Good thing that after watching them for 18 months they were able to stop the Jewish communists from burning down the Reichstag…
Wait. Sorry. Same plot, different era. Hang on…
Good thing that after watching them for 18 months they were able to stop the Muslim terrorists from burning down the Reichstag.
Dogz: “As a group, [the intellectual elite have] never been that relevant to Australia’s security or prosperity, something they despise Howard and the Liberals for making painfully obvious.
“There’s plenty of IQ outside the elite, and a lot less baggage.”
So, stuff me with feathers and call me a continental doona! Dogz joins the swelling ranks of complainants against that great conspiracy against decent Ozzie values, the “intellectual elite”.
But you see, folks (intellectually elite or not) theres’s a problem inherent in all this obsessing. It’s very difficult to dismiss this group of people as weak and irrelevant and at the same time bang on ceaselessly about them.
If they really are such a no-account group, then why waste all that emotional energy condeming them? A case of protesting too much perhaps.

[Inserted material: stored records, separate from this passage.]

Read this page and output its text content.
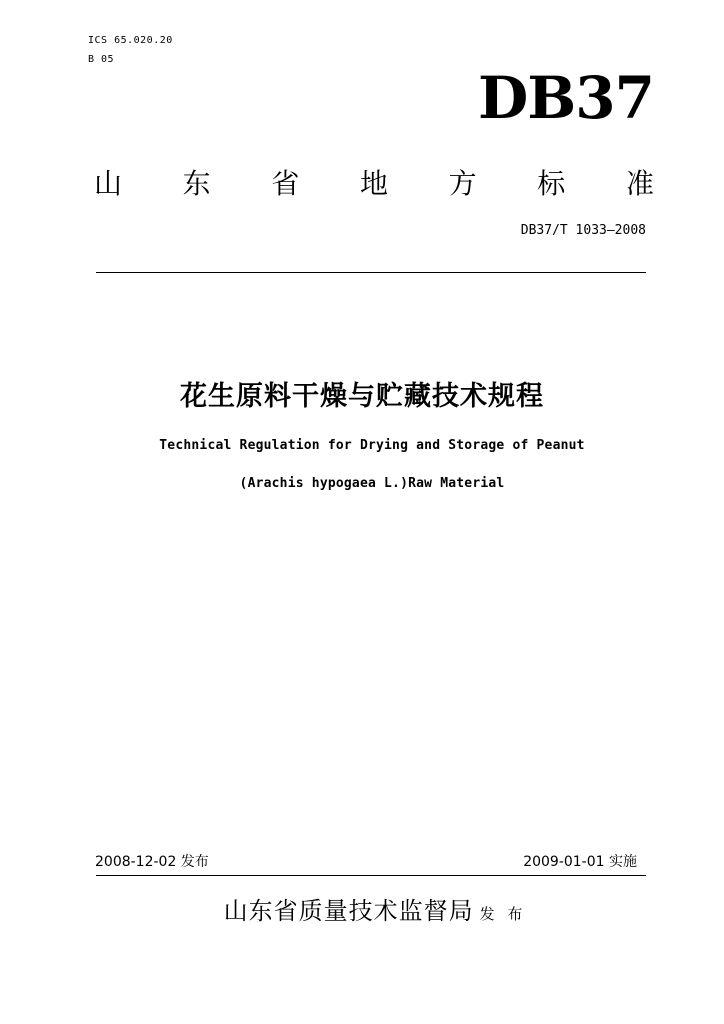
ICS 65.020.20
B 05
DB37
山 东 省 地 方 标 准
DB37/T 1033—2008
花生原料干燥与贮藏技术规程
Technical Regulation for Drying and Storage of Peanut
(Arachis hypogaea L.)Raw Material
2008-12-02 发布	2009-01-01 实施
山东省质量技术监督局 发 布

Perhaps, also, a just a little greenish tinge of envy.
I imagine that if any of those members of the intellectual elite took time off tasting premiers crus to lay down in their state-subsidised cellars, and read this blog, they’d just shake their shaggy beret-restrained hair and smack their Trotsky-goateed lips, and whisper a quiet prayer of thanks to the shade of Jean Paul Sartre that so many people like Dogz out there were still thinking about them.
Better still, they may well congratulate themselves, that they don’t have to actually mix with such ghastly vulgarians and return to the task of corrupting a milk-fed virgin fresh from a Blue-Ribbon suburb.
Katz – well we now have the Enabling act. This is important for state security.
I particularly like usages like “so-called intellectual” or “pseudo-intellectual”. The user vaguely recognises that intellectuals are necessary, but would like it much better if the actual intellectuals could be counted on to agree with whatever party line they want them to stick to. Hence the implication that there are “real intellectuals”, unfortunately hard to find, who would perform this role.
The most amusing aspect of the term ‘intellectuals’ in the pejorative way, is the sort of people who fling the term around. They are often high-profile politicians or columnists, who seem to want to position themselves outside this group. One that sticks in my mind was Mr Howard railing against “elites”. Hello?
Anyway, as JQ suggest, it’s mostly about denigrating ideas you don’t like.